My grandfather Zacharia, my grandmother Margaret, my father Bernard, my uncles Abdallah and Maurice, and my aunts Hilda and Bernadette packed their bags and made their way towards Lebanon where they sought refuge in the small town of Ghazir. They stayed there for nine months until they decided to return to Jerusalem and settle in the Old City, which was under Jordanian rule at that time. This is the very home where we were sitting drinking our Arabic coffee and talking today. It is the very home where my family meets for holidays like Easter and Christmas and where we honor and keep alive the many traditions that were celebrated by my grandparents. Back in 1948, this house in the heart of the Old City of Jerusalem was a one room flat. There was no kitchen, no toilet, and no running water. The seven members of the Sabella family lived there in these dire conditions for seventeen years. “But we managed,” says my aunt Hilda.
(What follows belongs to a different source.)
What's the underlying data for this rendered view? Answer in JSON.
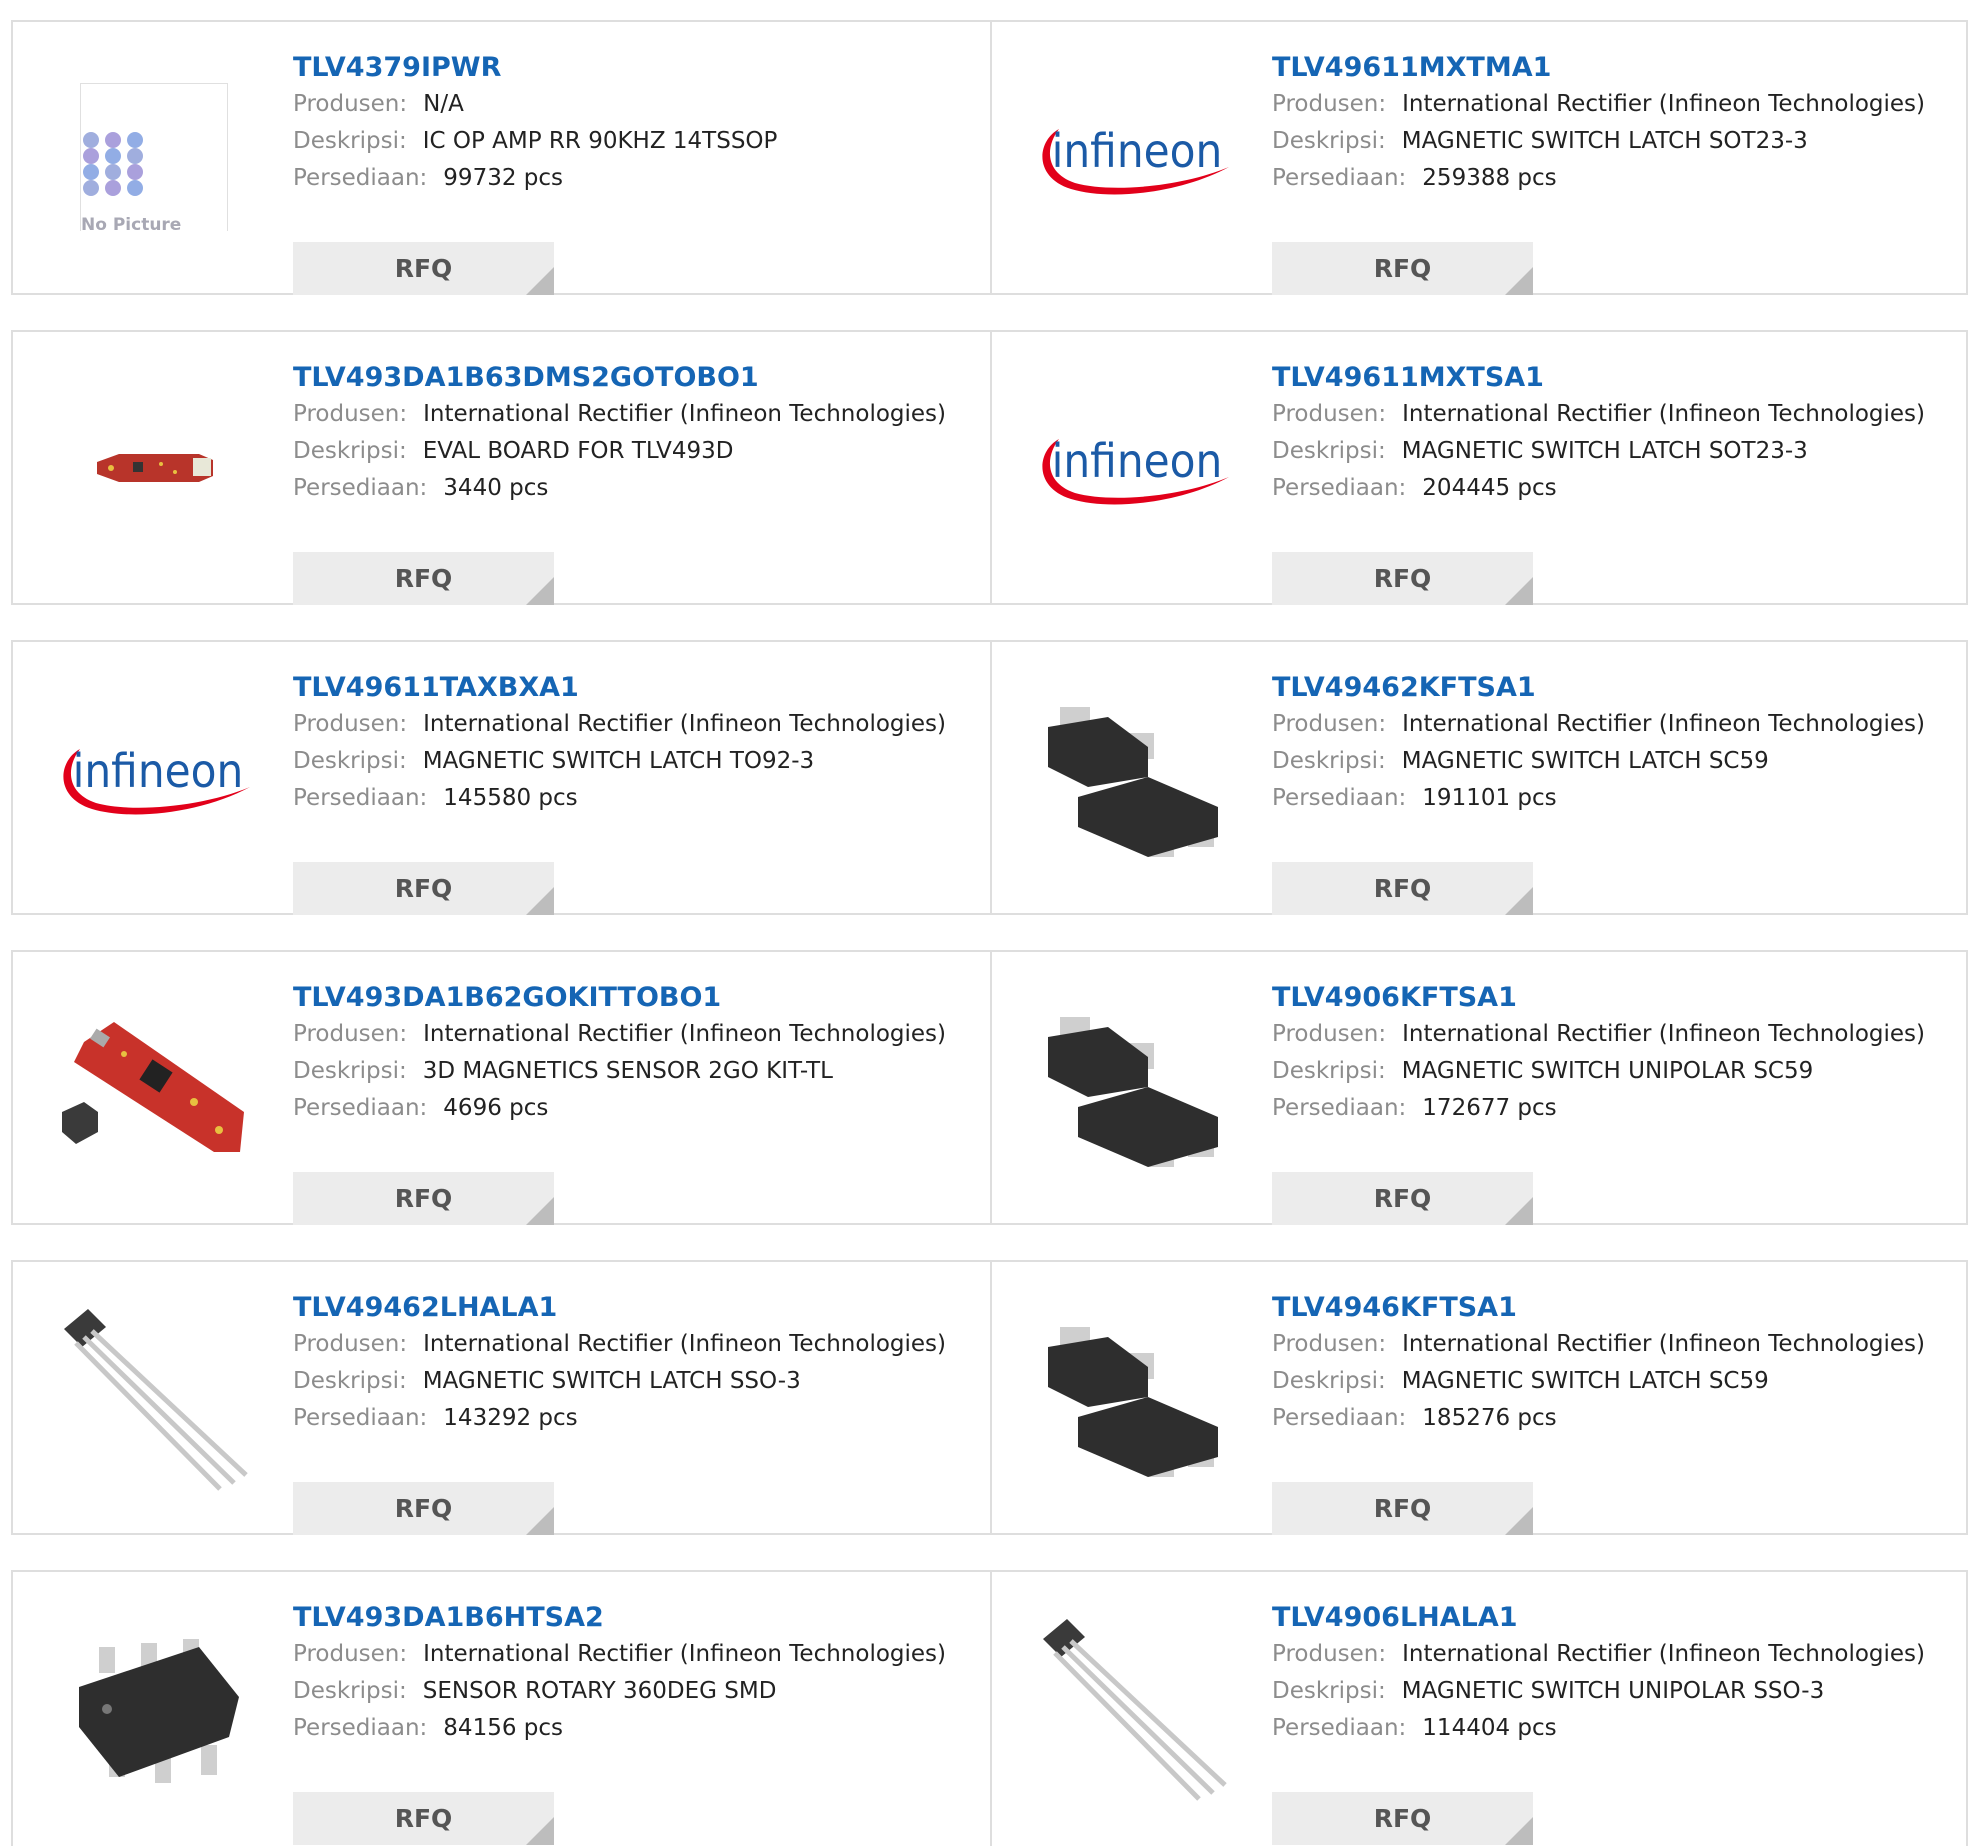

In 1965, the house was renovated and for the first time, the Sabella family, which by then consisted of ten members with the addition of my uncle Tony, my aunt Therese and my uncle David, was able to enjoy a home with running water and an en-suite toilet. In 1972, my family went back to the place where their Katamon home once stood. “We went back there to visit our home but found that it had been destroyed and in its place was a sixteen-apartment building complex,” my aunt recalls. My aunt tells me that my family stood there in silence for a while reminiscing about their childhoods and the surrounding empty fields where they used to play and wander.

We, the Palestinians, commemorate Nakba day not because we hate our neighbors, but because while our neighbors celebrated, we suffered. Each Palestinian family has a story to tell about that day which it holds dear to its heart. How can anyone ask my father, my aunts or my uncles to forget the memory of Katamon, to bury their childhood memories of that place, or the empty fields that surrounded their home? We commemorate Nakba day because in a way our Nakba is still ongoing to this very day. Whether it’s a family eviction in Silwan, or the seizing of land in Beit Jala, or a destruction of a Bedouin village in the Jordan Valley, or the stripping of residency rights for Palestinians in Jerusalem, the suffering of our people continues and all we have is our memories to hang on to. We will never forget our past, but perhaps when our people are free, independent, and lead a dignified life, we can start looking for the future rather than mourn our past. But until that day happens, our people will continue to go back in time to commemorate our Nakba.